The current model isn’t working.

It’s not village like, it doesn’t address our needs and it won’t position us to seize opportunities or solve problems.

 

 

 

 

 

 

 

Comments

  1. Bill wood says:

    Spot on!!

  2. Jeff, you article is very accurate and true. When the elected leaders don’t work together, everyone they are representing loses. We seem to be in a similar time that I remember in the late 80’s with infighting and deception. I an still optimistic that voters will see through the smoke and mirrors.

  3. You hit it out of the park Jeff! I would like have liked to hear from any candidate how they would handle the problem of staff turnover that has happened in the last 4-5 years. Yes, Commission members have the last say on the big projects, but the worker ants get things done and if not appreciated or treated like they are worth something, Delray Beach loses.

    • Jeff Perlman says:

      Sandy you have years of experience and speak the truth. The staff drives
      so much. With this level of turnover it’s hard to get anything done.

  4. Ron Gilinsky says:

    Lloyd, you are right on point.
    We need leaders who can lead, not be manipulated by others.
    You’re definitely right about candidates running. You need to sit on 2 or more boards & learn how Delray Beach operates.
    You’re entire article was Sensational 💯

    • Jeff Perlman says:

      You can call me Lloyd anytime. If I looked like Lloyd Hasner I would have went places.

      • Diane Franco says:

        It’s about time someone spoke up and made clear what so many of us are thinking. It goes deeper then politics and affects friendships that are forever damaged way after the elections are over. Thank you Jeff. P.S.Lloyd is a handsome devil!!!

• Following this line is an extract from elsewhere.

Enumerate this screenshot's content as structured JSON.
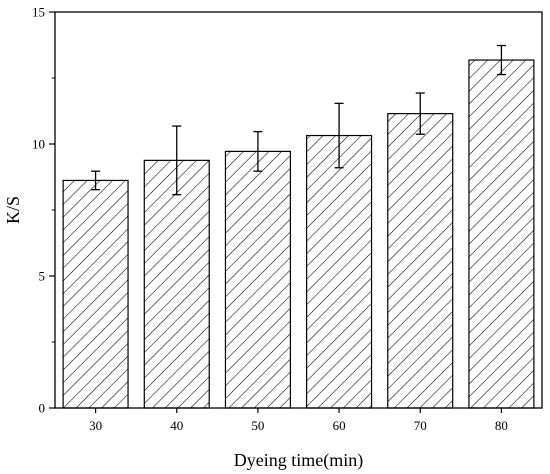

  5. Jeff, I couldn’t agree more. Very sad considering where we were once upon a time.

    • Jeff Perlman says:

      Melissa it pains so many to see where we have ventured. And for no good reason. Thanks for all you have done to make our town so special. I know how hard you worked and how much it meant to you. More than a job, a heartfelt passion.

  6. Ginny Ravenhall says:

    What about The Congress Avenue Corridor it seems to be totally forgotten

    • Jeff Perlman says:

      I agree Ginny. There needs to be more attention spent on Congress. Cities need more than one district to succeed and Congress can complement Atlantic. There is a redevelopment plan for the old Office Depot headquarters.

  7. James Tabeek says:

    You nailed it again Jeff!! Hopefully some day the citizens the candidates and the employees will take note. I’m optimistic that it could happen again.

  8. Rita Ellis says:

    Jeff
    You did nail this one. We must be able to talk to each other when we disagree. We have been able to do this in the past with positive results. Candidates on both sides that can’t defend their position just start shouting and stop listening.
    We are better than this. Experience counts and is urgently needed. The learning curve to be an effective commissioner is monumental and exhausting. It can also be very rewarding in many ways, mostly with the people you meet.